Help with Akka Actors reading and parsing XML files. Design

Hi,
I Have a directory with XML Files.
Each file needs to be parsed into an object that is then turned into an Actor with the state of the content from the file.
The Actor can then receive update change messages and when sent a “Save” command will write the XML file back to the disk.
One of the main reasons for using Actors, is that there is a requirement that only one person at a time make changes to the file. An Actor will track who is making the changes and in the case that there are no changes, in like half an hour, can mark the document as open for edit again.

I am saving the commands and the final file.
I will have a FilesSupervisor Actor that will have a command for loading the content of a file and turning it into an Actor for that specific file.

Obviously, working with files is blocking! Where do I do the file handling and parsing?

Option One:
Have a worker Actor whose job it is to read the file and parse the object. This object is then sent as a message to the XMLFile Actor.
Same for a worker actor that writes the final object to the disk.
I can create a special dispatcher for these actors (since they do blocking things) and can put them behind a router to have more of them if needed

Option Two:
In the XMLFileActor, it is created with a name and id. It finds the file on the disk, then reads and parses into an object that is then the state of the actor.
This can be done with the Alpakka library (I think) and is non blocking, since Alpakka manages the blocking operations - is this correct?
Is option two a good idea and if so, is there an example of using Alpakka in this scenario in Java?

Please advise. What is the recommended way to handle Actors that need to have their initial state loaded from a file containing an XML that needs to be parsed, then changed, and then saved.

Thanks,
Tamara.

Hi,

Obviously, working with files is blocking! Where do I do the file handling and parsing?

Actually, if you can use Akka Streams to read and write files the blocking is either avoided or at least hidden so that you do not have to care about that.

If not using streams but the blocking JDK file ops you are correct that you should isolate those actors on a separate dispatcher so to not starve the other actors in the system.

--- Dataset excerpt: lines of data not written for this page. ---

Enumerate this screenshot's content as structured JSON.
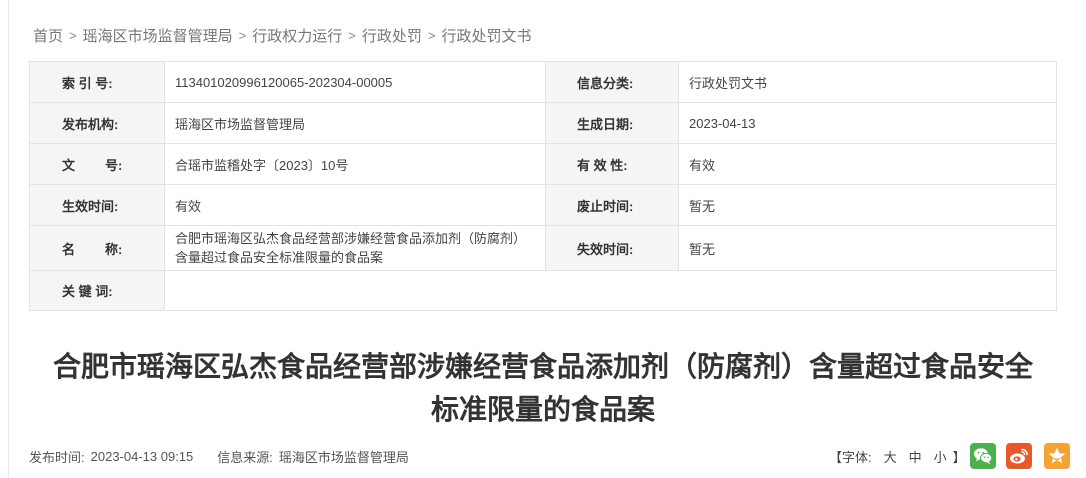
{
  "breadcrumb": {
    "items": [
      "首页",
      "瑶海区市场监督管理局",
      "行政权力运行",
      "行政处罚",
      "行政处罚文书"
    ],
    "separator": ">"
  },
  "info": {
    "index_label": "索 引 号:",
    "index_value": "113401020996120065-202304-00005",
    "category_label": "信息分类:",
    "category_value": "行政处罚文书",
    "publisher_label": "发布机构:",
    "publisher_value": "瑶海区市场监督管理局",
    "created_label": "生成日期:",
    "created_value": "2023-04-13",
    "docno_label_a": "文",
    "docno_label_b": "号:",
    "docno_value": "合瑶市监稽处字〔2023〕10号",
    "validity_label": "有 效 性:",
    "validity_value": "有效",
    "effective_label": "生效时间:",
    "effective_value": "有效",
    "repeal_label": "废止时间:",
    "repeal_value": "暂无",
    "name_label_a": "名",
    "name_label_b": "称:",
    "name_value": "合肥市瑶海区弘杰食品经营部涉嫌经营食品添加剂（防腐剂）含量超过食品安全标准限量的食品案",
    "expire_label": "失效时间:",
    "expire_value": "暂无",
    "keywords_label": "关 键 词:",
    "keywords_value": ""
  },
  "title": "合肥市瑶海区弘杰食品经营部涉嫌经营食品添加剂（防腐剂）含量超过食品安全标准限量的食品案",
  "meta": {
    "publish_time_label": "发布时间:",
    "publish_time_value": "2023-04-13 09:15",
    "source_label": "信息来源:",
    "source_value": "瑶海区市场监督管理局"
  },
  "font_control": {
    "open_bracket": "【字体:",
    "large": "大",
    "medium": "中",
    "small": "小",
    "close_bracket": "】"
  },
  "share": {
    "wechat_icon": "wechat-icon",
    "weibo_icon": "weibo-icon",
    "favorite_icon": "star-icon",
    "wechat_color": "#4caf50",
    "weibo_color": "#e5592c",
    "favorite_color": "#f4a236"
  }
}
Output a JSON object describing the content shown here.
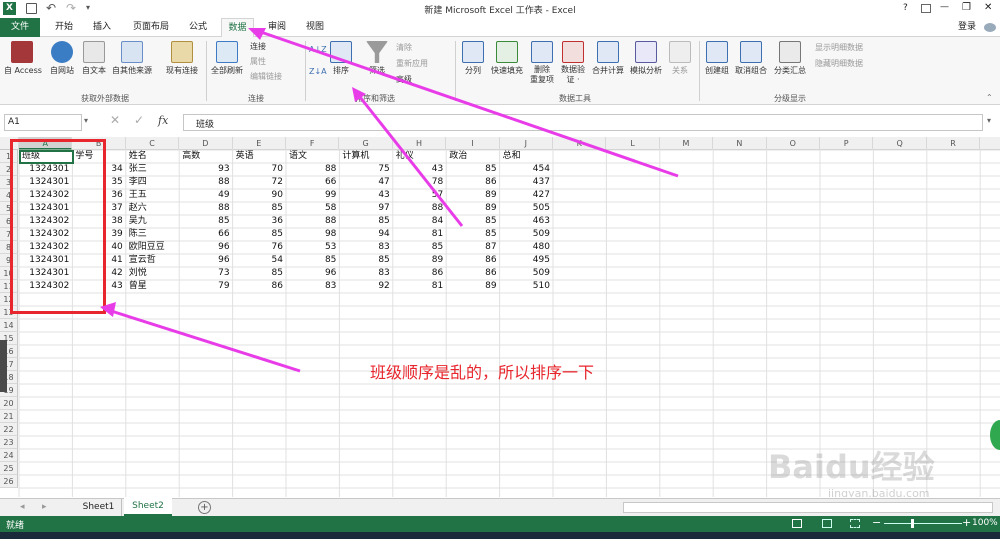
{
  "window": {
    "title": "新建 Microsoft Excel 工作表 - Excel",
    "help": "?",
    "minimize": "—",
    "restore": "❐",
    "close": "✕",
    "login": "登录"
  },
  "tabs": [
    "文件",
    "开始",
    "插入",
    "页面布局",
    "公式",
    "数据",
    "审阅",
    "视图"
  ],
  "ribbon": {
    "ext": {
      "access": "自 Access",
      "web": "自网站",
      "text": "自文本",
      "other": "自其他来源",
      "existing": "现有连接",
      "group": "获取外部数据"
    },
    "conn": {
      "refresh": "全部刷新",
      "connect": "连接",
      "props": "属性",
      "edit": "编辑链接",
      "group": "连接"
    },
    "sort": {
      "az": "A↓Z",
      "za": "Z↓A",
      "sort": "排序",
      "filter": "筛选",
      "clear": "清除",
      "reapply": "重新应用",
      "advanced": "高级",
      "group": "排序和筛选"
    },
    "tools": {
      "split": "分列",
      "flash": "快速填充",
      "dup1": "删除",
      "dup2": "重复项",
      "valid1": "数据验",
      "valid2": "证 ·",
      "consolidate": "合并计算",
      "whatif": "模拟分析",
      "relation": "关系",
      "group": "数据工具"
    },
    "outline": {
      "create": "创建组",
      "ungroup": "取消组合",
      "subtotal": "分类汇总",
      "show": "显示明细数据",
      "hide": "隐藏明细数据",
      "group": "分级显示"
    }
  },
  "formula": {
    "namebox": "A1",
    "fx": "fx",
    "value": "班级"
  },
  "columns": [
    "A",
    "B",
    "C",
    "D",
    "E",
    "F",
    "G",
    "H",
    "I",
    "J",
    "K",
    "L",
    "M",
    "N",
    "O",
    "P",
    "Q",
    "R"
  ],
  "headers": [
    "班级",
    "学号",
    "姓名",
    "高数",
    "英语",
    "语文",
    "计算机",
    "礼仪",
    "政治",
    "总和"
  ],
  "rows": [
    [
      "1324301",
      "34",
      "张三",
      "93",
      "70",
      "88",
      "75",
      "43",
      "85",
      "454"
    ],
    [
      "1324301",
      "35",
      "李四",
      "88",
      "72",
      "66",
      "47",
      "78",
      "86",
      "437"
    ],
    [
      "1324302",
      "36",
      "王五",
      "49",
      "90",
      "99",
      "43",
      "57",
      "89",
      "427"
    ],
    [
      "1324301",
      "37",
      "赵六",
      "88",
      "85",
      "58",
      "97",
      "88",
      "89",
      "505"
    ],
    [
      "1324302",
      "38",
      "吴九",
      "85",
      "36",
      "88",
      "85",
      "84",
      "85",
      "463"
    ],
    [
      "1324302",
      "39",
      "陈三",
      "66",
      "85",
      "98",
      "94",
      "81",
      "85",
      "509"
    ],
    [
      "1324302",
      "40",
      "欧阳豆豆",
      "96",
      "76",
      "53",
      "83",
      "85",
      "87",
      "480"
    ],
    [
      "1324301",
      "41",
      "宣云哲",
      "96",
      "54",
      "85",
      "85",
      "89",
      "86",
      "495"
    ],
    [
      "1324301",
      "42",
      "刘悦",
      "73",
      "85",
      "96",
      "83",
      "86",
      "86",
      "509"
    ],
    [
      "1324302",
      "43",
      "曾星",
      "79",
      "86",
      "83",
      "92",
      "81",
      "89",
      "510"
    ]
  ],
  "annotation": "班级顺序是乱的，所以排序一下",
  "sheets": [
    "Sheet1",
    "Sheet2"
  ],
  "status": {
    "ready": "就绪",
    "zoom": "100%"
  },
  "watermark": "Baidu经验",
  "watermark_url": "jingyan.baidu.com",
  "colors": {
    "excel_green": "#217346",
    "annot_red": "#e8262d",
    "arrow_magenta": "#e83ce8"
  }
}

What is the recommended way to handle Actors that need to have their initial state loaded from a file containing an XML that needs to be parsed, then changed, and then saved.

I think both options you mentioned sound quite reasonable, if you are sure actors are the right abstraction. If I was you I’d try to sit down and list pro:s and con:s with each of them (what can fail and how, in what way do each make things faster or slower, where are the bottlenecks etc.).

But, if the task is something like a batch or stream process: for N files, parse, transform and write each, all as fast as the files on the write side can be written an possibly keep doing a few in parallell, then using only Akka Streams could make more sense leading to a more clear and easy to reason about app than trying to model the same with actors.

1 Like

Thank you Johan!
I do need the Actor abstraction since the content of the files are updated by backend users. I need to support the fact that once a files is “opened for edit” another editor can’t make changes but only receive a “read only” view. In addition, using Actors and saving the change commands, I can provide a fairly decent “undo” functionality.
I love coding with Actors but I understand the ETL scenarios that are best implemented with simple streams.

If I can load the content of the file using a stream inside the actor using Akka streams or Alpakka, I think this would give me a nice solution.
I might offload writing the file back to the disk (S3) using a separate actor.

Thanks again for your reassurances and assistance.
You guys truly rock!

Tamara.